Pure function doesn't make sense because you're not implementing math calculations, you're implementing behaviour. -
@Fast-Nop there's nothing wrong with pure functions, they're pretty much always a good thing and trying to make your functions pure doesn't mean you need to have huge towers of abstraction or that you can't deal with raw hardware stuff.
Also using pure functions doesn't mean you have to enforce purity throughout your system. The whole idea is to keep side effects controlled and demarcated, not sprinkled everywhere throughout the code base.
Also, impure functional programming is a thing as well, and quite suited for systems stuff. Not all FP is about building abstraction, sometimes all we do is do pretty much same thing as we would in C but leverage the FP language's much more powerful and expressive type system. -
@RememberMe As soon as you have to deal with OS level stuff like memory barriers, alignment, cache lines, CPU config registers, pipelining, even down to steady electrical levels etc., all of that just goes out of the window. It's real, dirty hardware, the stuff that many CS guys are horribly afraid of exactly because it's no longer nice abstract math.

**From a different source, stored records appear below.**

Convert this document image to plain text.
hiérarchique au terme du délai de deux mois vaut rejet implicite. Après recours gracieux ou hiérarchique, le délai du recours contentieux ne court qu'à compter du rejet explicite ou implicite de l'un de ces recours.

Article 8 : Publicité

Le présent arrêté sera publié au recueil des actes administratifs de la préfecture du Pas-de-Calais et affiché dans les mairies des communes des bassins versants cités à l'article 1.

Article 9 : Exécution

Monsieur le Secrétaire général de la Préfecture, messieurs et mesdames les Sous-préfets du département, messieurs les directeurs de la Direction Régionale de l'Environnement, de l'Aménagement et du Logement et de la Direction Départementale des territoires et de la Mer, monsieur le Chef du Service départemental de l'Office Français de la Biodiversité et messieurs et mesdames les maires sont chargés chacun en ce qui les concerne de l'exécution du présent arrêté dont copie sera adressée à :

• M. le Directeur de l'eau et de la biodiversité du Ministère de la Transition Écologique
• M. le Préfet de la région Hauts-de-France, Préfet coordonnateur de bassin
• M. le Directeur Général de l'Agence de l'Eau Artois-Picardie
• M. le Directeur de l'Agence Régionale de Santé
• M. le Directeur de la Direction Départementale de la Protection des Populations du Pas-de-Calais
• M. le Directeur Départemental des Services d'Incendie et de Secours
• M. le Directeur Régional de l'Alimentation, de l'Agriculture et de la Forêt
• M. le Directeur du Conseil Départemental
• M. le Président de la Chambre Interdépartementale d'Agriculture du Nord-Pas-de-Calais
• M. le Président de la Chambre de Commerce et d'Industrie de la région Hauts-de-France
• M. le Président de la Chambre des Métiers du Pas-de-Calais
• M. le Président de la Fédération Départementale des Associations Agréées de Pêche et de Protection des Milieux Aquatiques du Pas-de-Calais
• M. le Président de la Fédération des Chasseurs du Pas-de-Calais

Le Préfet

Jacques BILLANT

Sure, if you have something to calculate from some parameters, making it a pure function is nice. It's just that this isn't really often at that level. -
@Fast-Nop I think we're talking about different stuff here. OP wanted to know how to use FP concepts in C. The direct-to-hardware systems programming you're talking about is just one area of systems stuff and is just one thing that C is used for.
I'm talking about using FP languages and/or FP-influenced C to implement things like fast DSP algorithms for a sensor driver, which is totally a valid use case, sensitive to hardware details, and has tons of places where you can stick pure functions. -
@RememberMe Yeah with signal processing, that may be. Though e.g. implemention of stuff like IIR filters in FP would seem to be awkward given that you have to work around the filter state while it's straight forward in procedural or OOP.
But OK, working around the language paradigma seems often part of the fun for FP fans anyway.